Il rapporto con le persone care scomparse

D – Ti posso chiedere della mia bambina…
Dunque cosa posso dirti? Certamente ti dirò quello che può farti piacere. Scherzi a parte, la tua bambina finalmente è tranquilla come tu puoi benissimo immaginare: ha avuto quello che negli ultimi giorni sperava tanto intensamente di avere, ha lasciato alle spalle tutta la sofferenza che, sì, si era cercata in qualche modo, però purtroppo l’aveva anche trovata, vivendola molto intensamente.

Adesso anche lei, come dicevamo prima, con gli altri amici, sta esaminando un po’ tutta la sua vita per cercare di comprendere il perché di questo suo andare incontro alla sofferenza. E’ un momento che non è sempre facilissimo, perché non sempre si accettano i propri errori, però è aiutata un po’ anche da chi le sta intorno, riesce senza dubbio a uscire da questi piccoli momenti di perplessità e difficoltà. Senza dubbio non è più la bambina, come tu la chiami, in affanno o in tristezza o in sofferenza come tu te la ricordi.

L’importante piuttosto, e questo sarebbe molto importante anche per lei, è che tu riuscissi a ricordarla e a sentirla con più serenità. Perché vedi, mia cara, nel dopo morte si è tutti molto più sensibili rispetto alle vibrazioni, e una sofferenza è una vibrazione, una lacrima, un rimpianto, un dolore è una vibrazione e questi tuoi dolori, questi tuoi momenti di tremenda crisi, di abbattimento si ripercuotono anche su di lei, arrivano su di lei…
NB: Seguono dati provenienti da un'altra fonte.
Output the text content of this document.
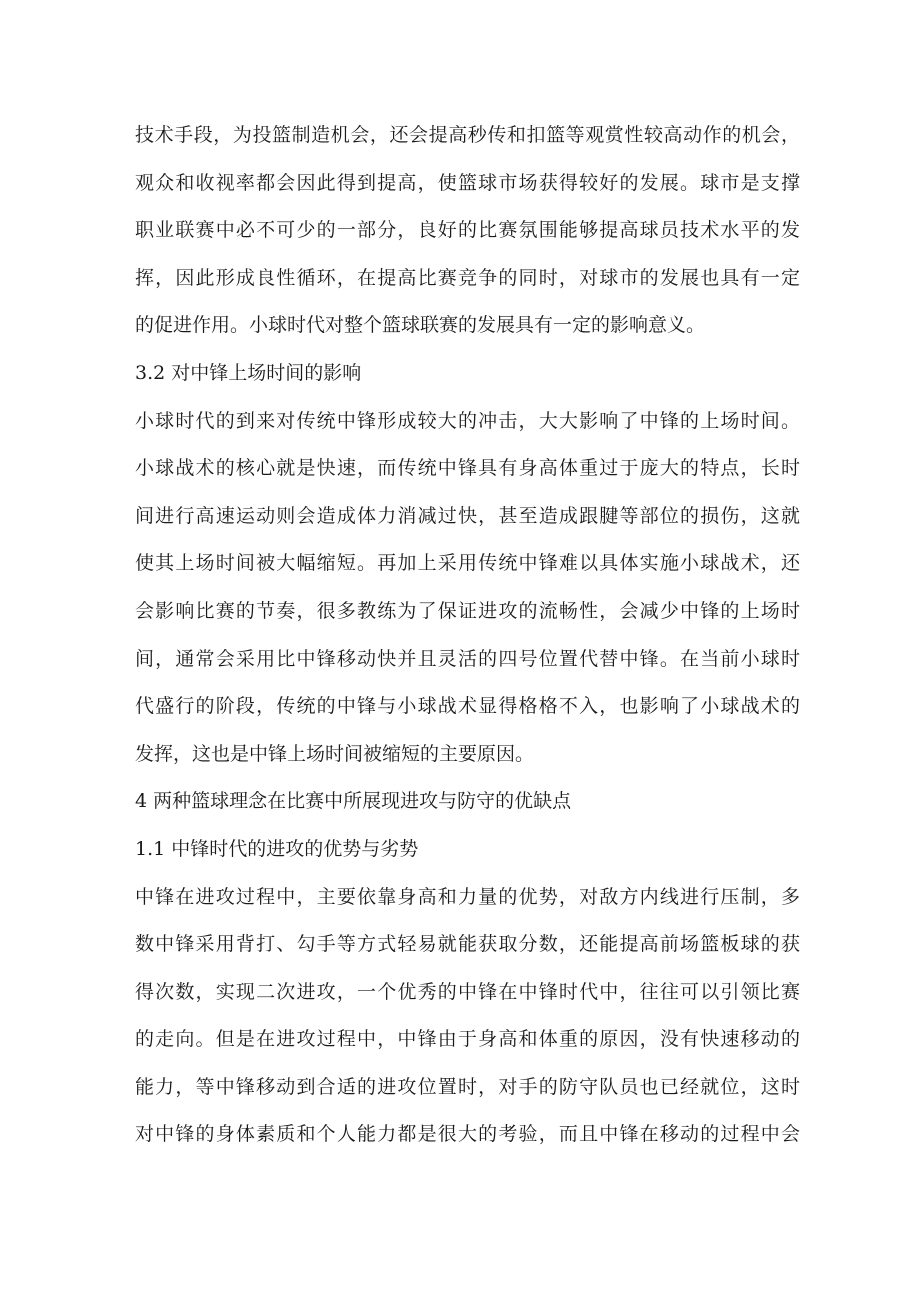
技术手段，为投篮制造机会，还会提高秒传和扣篮等观赏性较高动作的机会，
观众和收视率都会因此得到提高，使篮球市场获得较好的发展。球市是支撑
职业联赛中必不可少的一部分，良好的比赛氛围能够提高球员技术水平的发
挥，因此形成良性循环，在提高比赛竞争的同时，对球市的发展也具有一定
的促进作用。小球时代对整个篮球联赛的发展具有一定的影响意义。
3.2 对中锋上场时间的影响
小球时代的到来对传统中锋形成较大的冲击，大大影响了中锋的上场时间。
小球战术的核心就是快速，而传统中锋具有身高体重过于庞大的特点，长时
间进行高速运动则会造成体力消减过快，甚至造成跟腱等部位的损伤，这就
使其上场时间被大幅缩短。再加上采用传统中锋难以具体实施小球战术，还
会影响比赛的节奏，很多教练为了保证进攻的流畅性，会减少中锋的上场时
间，通常会采用比中锋移动快并且灵活的四号位置代替中锋。在当前小球时
代盛行的阶段，传统的中锋与小球战术显得格格不入，也影响了小球战术的
发挥，这也是中锋上场时间被缩短的主要原因。
4 两种篮球理念在比赛中所展现进攻与防守的优缺点
1.1 中锋时代的进攻的优势与劣势
中锋在进攻过程中，主要依靠身高和力量的优势，对敌方内线进行压制，多
数中锋采用背打、勾手等方式轻易就能获取分数，还能提高前场篮板球的获
得次数，实现二次进攻，一个优秀的中锋在中锋时代中，往往可以引领比赛
的走向。但是在进攻过程中，中锋由于身高和体重的原因，没有快速移动的
能力，等中锋移动到合适的进攻位置时，对手的防守队员也已经就位，这时
对中锋的身体素质和个人能力都是很大的考验，而且中锋在移动的过程中会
Sì lo so che è difficile, è ancora troppo presto perché tu possa riuscirci, ma siamo sicuri che sei una donna coraggiosa e forte e quindi riuscirai a fare anche questo.
Spesso vi chiedete se i vostri cari che vi hanno lasciato, vi vedono.
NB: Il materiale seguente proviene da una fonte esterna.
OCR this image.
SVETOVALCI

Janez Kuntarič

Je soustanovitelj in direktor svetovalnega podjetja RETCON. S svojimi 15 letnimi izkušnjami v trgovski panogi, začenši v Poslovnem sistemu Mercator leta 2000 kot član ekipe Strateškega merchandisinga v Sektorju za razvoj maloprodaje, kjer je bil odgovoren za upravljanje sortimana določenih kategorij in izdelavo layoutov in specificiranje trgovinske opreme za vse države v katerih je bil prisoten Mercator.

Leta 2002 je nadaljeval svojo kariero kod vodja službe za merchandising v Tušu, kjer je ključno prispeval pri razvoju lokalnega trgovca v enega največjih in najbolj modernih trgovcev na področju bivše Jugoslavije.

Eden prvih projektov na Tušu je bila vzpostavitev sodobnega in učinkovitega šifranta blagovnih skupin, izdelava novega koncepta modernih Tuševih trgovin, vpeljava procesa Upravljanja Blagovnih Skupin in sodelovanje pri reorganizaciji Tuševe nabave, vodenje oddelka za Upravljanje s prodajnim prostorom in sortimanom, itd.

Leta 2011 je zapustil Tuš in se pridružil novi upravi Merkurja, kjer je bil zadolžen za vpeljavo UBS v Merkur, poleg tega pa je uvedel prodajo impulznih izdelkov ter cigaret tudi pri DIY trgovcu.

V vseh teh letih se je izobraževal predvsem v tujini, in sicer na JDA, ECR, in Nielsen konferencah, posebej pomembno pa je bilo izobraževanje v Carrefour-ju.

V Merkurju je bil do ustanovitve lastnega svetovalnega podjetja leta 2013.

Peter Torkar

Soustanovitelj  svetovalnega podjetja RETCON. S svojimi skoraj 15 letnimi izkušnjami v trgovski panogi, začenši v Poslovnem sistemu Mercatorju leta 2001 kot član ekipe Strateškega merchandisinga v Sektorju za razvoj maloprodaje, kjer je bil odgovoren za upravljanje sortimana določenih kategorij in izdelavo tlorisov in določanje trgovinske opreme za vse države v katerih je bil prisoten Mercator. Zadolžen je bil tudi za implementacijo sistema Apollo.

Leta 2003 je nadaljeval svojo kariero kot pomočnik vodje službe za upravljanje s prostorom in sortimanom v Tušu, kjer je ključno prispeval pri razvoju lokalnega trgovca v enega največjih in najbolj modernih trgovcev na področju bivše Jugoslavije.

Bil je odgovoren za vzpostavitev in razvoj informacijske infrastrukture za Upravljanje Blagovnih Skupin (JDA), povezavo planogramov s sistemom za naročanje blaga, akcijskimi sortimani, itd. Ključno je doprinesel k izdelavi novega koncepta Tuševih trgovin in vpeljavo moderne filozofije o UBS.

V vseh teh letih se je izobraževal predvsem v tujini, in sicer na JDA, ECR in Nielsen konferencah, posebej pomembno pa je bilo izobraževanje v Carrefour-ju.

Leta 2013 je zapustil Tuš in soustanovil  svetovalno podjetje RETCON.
Su questo non c’è alcun dubbio. Vedete, nel corso delle varie esistenze che conducete (anzi, che conduciamo, perché neanche io mi sono staccato ancora da questa fatica che stiamo facendo tutti assieme, sul piano fisico) si allacciano in continuazione rapporti d’amore più o meno veri, più o meno saldi, più o meno profondi con le persone, e questi rapporti d’amore creano di volta in volta quello che viene definito karma, positivo o negativo a seconda delle situazioni e delle reazioni dell’individuo.

Questi karma fanno sì che le persone tendano, per necessità, a rincontrarsi nelle vite successive per sciogliere i karma, per pagare i debiti karmici o per ricevere il pagamento di un credito karmico per ciò che si è fatto di buono.
Ecco, così, che un po’ alla volta, col passare delle vite, si forma un legame sempre più stretto che si va consolidando attraverso i secoli e attraverso i millenni.
Molte delle persone che voi conoscete nel corso delle vostre vite sono persone con cui voi già avete avuto dei contatti, che sono state vostri amici, genitori, fratelli, parenti, conoscenti e questo legame si fa così stretto che quando si abbandona il piano fisico non si interrompe.
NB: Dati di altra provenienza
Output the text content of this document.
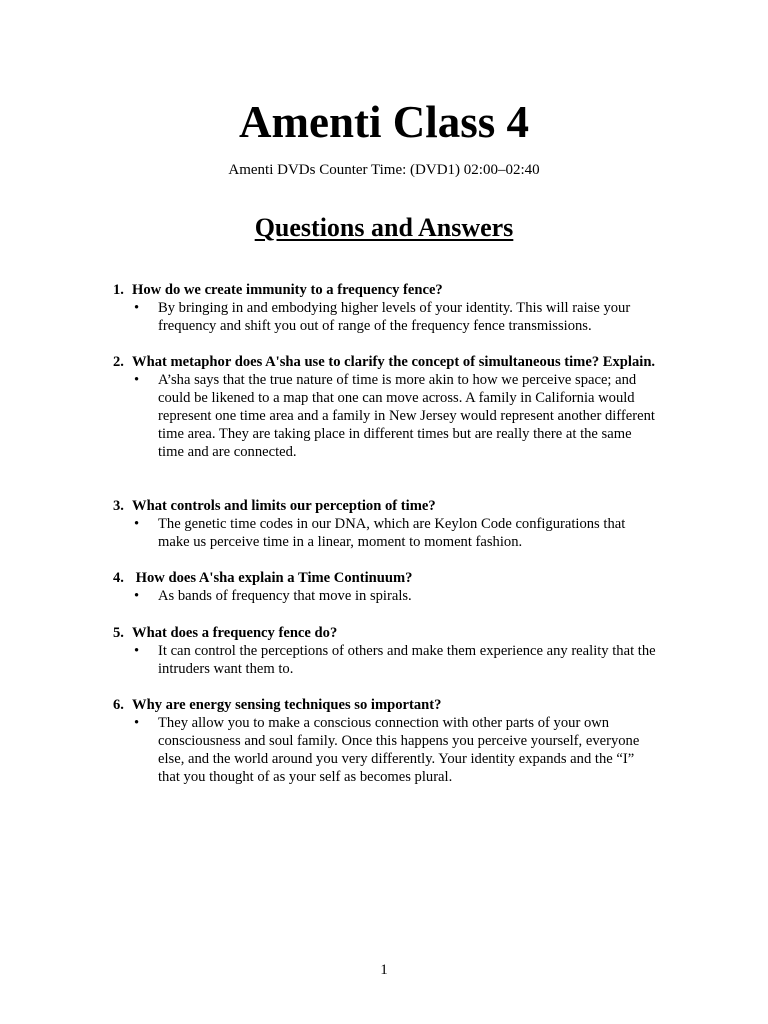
Amenti Class 4
Amenti DVDs Counter Time: (DVD1) 02:00–02:40
Questions and Answers

1. How do we create immunity to a frequency fence?

• By bringing in and embodying higher levels of your identity. This will raise your frequency and shift you out of range of the frequency fence transmissions.

2. What metaphor does A'sha use to clarify the concept of simultaneous time? Explain.

• A’sha says that the true nature of time is more akin to how we perceive space; and could be likened to a map that one can move across. A family in California would represent one time area and a family in New Jersey would represent another different time area. They are taking place in different times but are really there at the same time and are connected.

3. What controls and limits our perception of time?

• The genetic time codes in our DNA, which are Keylon Code configurations that make us perceive time in a linear, moment to moment fashion.

4. How does A'sha explain a Time Continuum?

• As bands of frequency that move in spirals.

5. What does a frequency fence do?

• It can control the perceptions of others and make them experience any reality that the intruders want them to.

6. Why are energy sensing techniques so important?

• They allow you to make a conscious connection with other parts of your own consciousness and soul family. Once this happens you perceive yourself, everyone else, and the world around you very differently. Your identity expands and the “I” that you thought of as your self as becomes plural.
1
Se il legame esiste ed è un legame sincero resta un filo conduttore che unisce per sempre le individualità, cosicché non vi ha importanza se le individualità risiedono in un piano o in un’altro, il rapporto esiste e vi è la possibilità, grazie al desiderio e all’affetto scritto in se stessi, di sapere, vedere, sentire ciò che accade all’altro individuo sul piano inferiore; ecco così che le persone che abbandonano il piano fisico e hanno un sentimento d’amore verso una persona ancora presente nel mondo della materia sono ancora collegate con lei, riescono a seguirla e, magari, soffrono o gioiscono per quello che questa persona sta vivendo in quel momento.

E’ questo il motivo per cui così spesso vi esortiamo a non piangere per le persone che muoiono in quanto, per ricevere aiuto, hanno bisogno di sentire la vostra gioia, il vostro amore nei loro confronti, non il vostro dolore per la perdita che avete subito.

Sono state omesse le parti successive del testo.